Andrew gained a job as a chef at Rick Stein's seafood restaurant in Padstow, Cornwall, after attending leading public school, Repton, which was paid for by his grandparents.
But now, the family's ruin is complete after Judge Elleray granted the bank possession of Maxine's cottage home on the Etwall Lawn estate - just two years after she was declared bankrupt.
Maxine, who re-married after Alex's death but is now divorced, claimed the cottage was hers and was not covered by the crushing mortgage on Etwall Lawn.

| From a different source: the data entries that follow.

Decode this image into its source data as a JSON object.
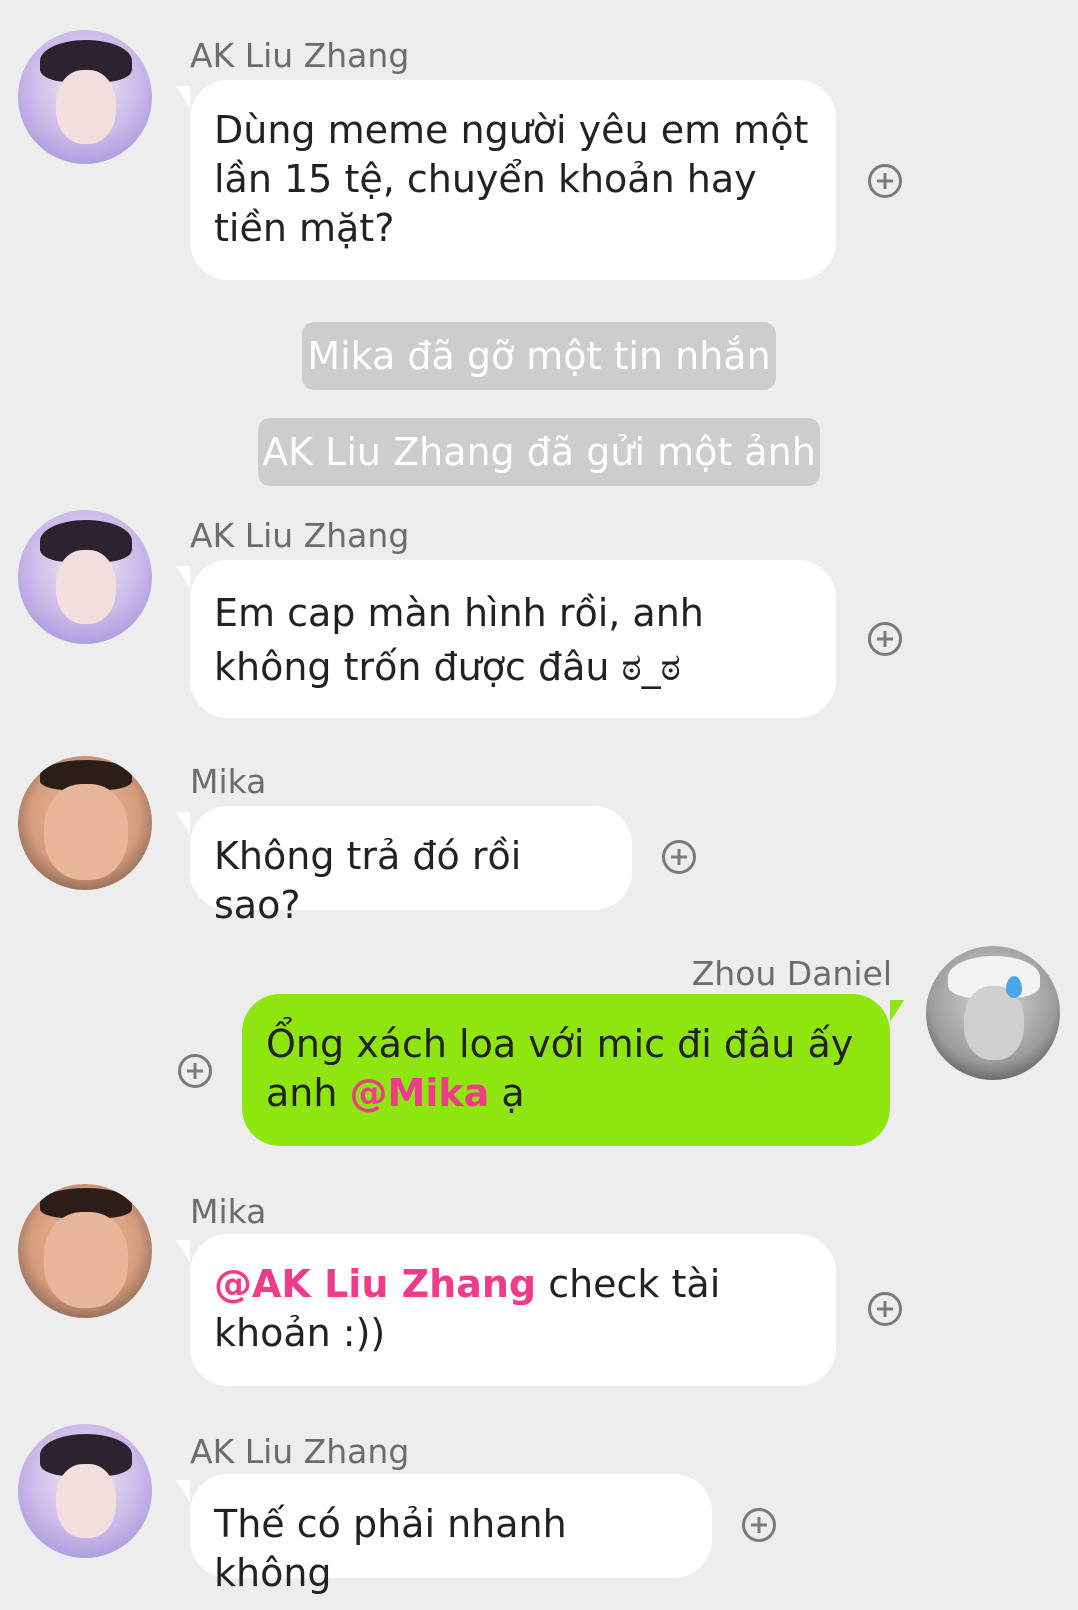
{
  "messages": [
    {
      "sender": "AK Liu Zhang",
      "text": "Dùng meme người yêu em một lần 15 tệ, chuyển khoản hay tiền mặt?"
    },
    {
      "sender": "AK Liu Zhang",
      "text": "Em cap màn hình rồi, anh không trốn được đâu ಠ_ಠ"
    },
    {
      "sender": "Mika",
      "text": "Không trả đó rồi sao?"
    },
    {
      "sender": "Zhou Daniel",
      "text_before": "Ổng xách loa với mic đi đâu ấy anh ",
      "mention": "@Mika",
      "text_after": " ạ"
    },
    {
      "sender": "Mika",
      "mention": "@AK Liu Zhang",
      "text_after": " check tài khoản :))"
    },
    {
      "sender": "AK Liu Zhang",
      "text": "Thế có phải nhanh không"
    }
  ],
  "notices": [
    "Mika đã gỡ một tin nhắn",
    "AK Liu Zhang đã gửi một ảnh"
  ],
  "colors": {
    "background": "#ededed",
    "incoming_bubble": "#ffffff",
    "outgoing_bubble": "#8fe510",
    "mention": "#f03a8a",
    "notice_bg": "#cdcdcd"
  },
  "icons": {
    "add": "plus-circle-icon",
    "sweat": "sweat-drop-icon"
  }
}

The Turners did the cottage up and encouraged her to live there with Alistair when she was 'ill and fragile' after her husband's untimely death, she said.
But Judge Elleray said Maxine was 'mostly resident in Barbados' when the mortage was signed in 2005 and was 'not in actual occupation' of the cottage.
The mother and her second husband had borrowed about £1.6 million in 2007 to buy a home in the island's exclusive Atlantic Shores resort, in Christchurch.
And, although Maxine returned to the UK in 2009 and made the cottage her permanent home, she never bought it from her in-laws and lived there rent free.
The fact that Alistair spent his Sundays at the cottage during term-time at Repton could also make no difference to the outcome, the judge ruled.
"I do not consider that Maxine ever thought that she had a beneficial interest in the cottage", Judge Elleray concluded.
The bank was granted a possession order and Maxine was given two months to leave the cottage.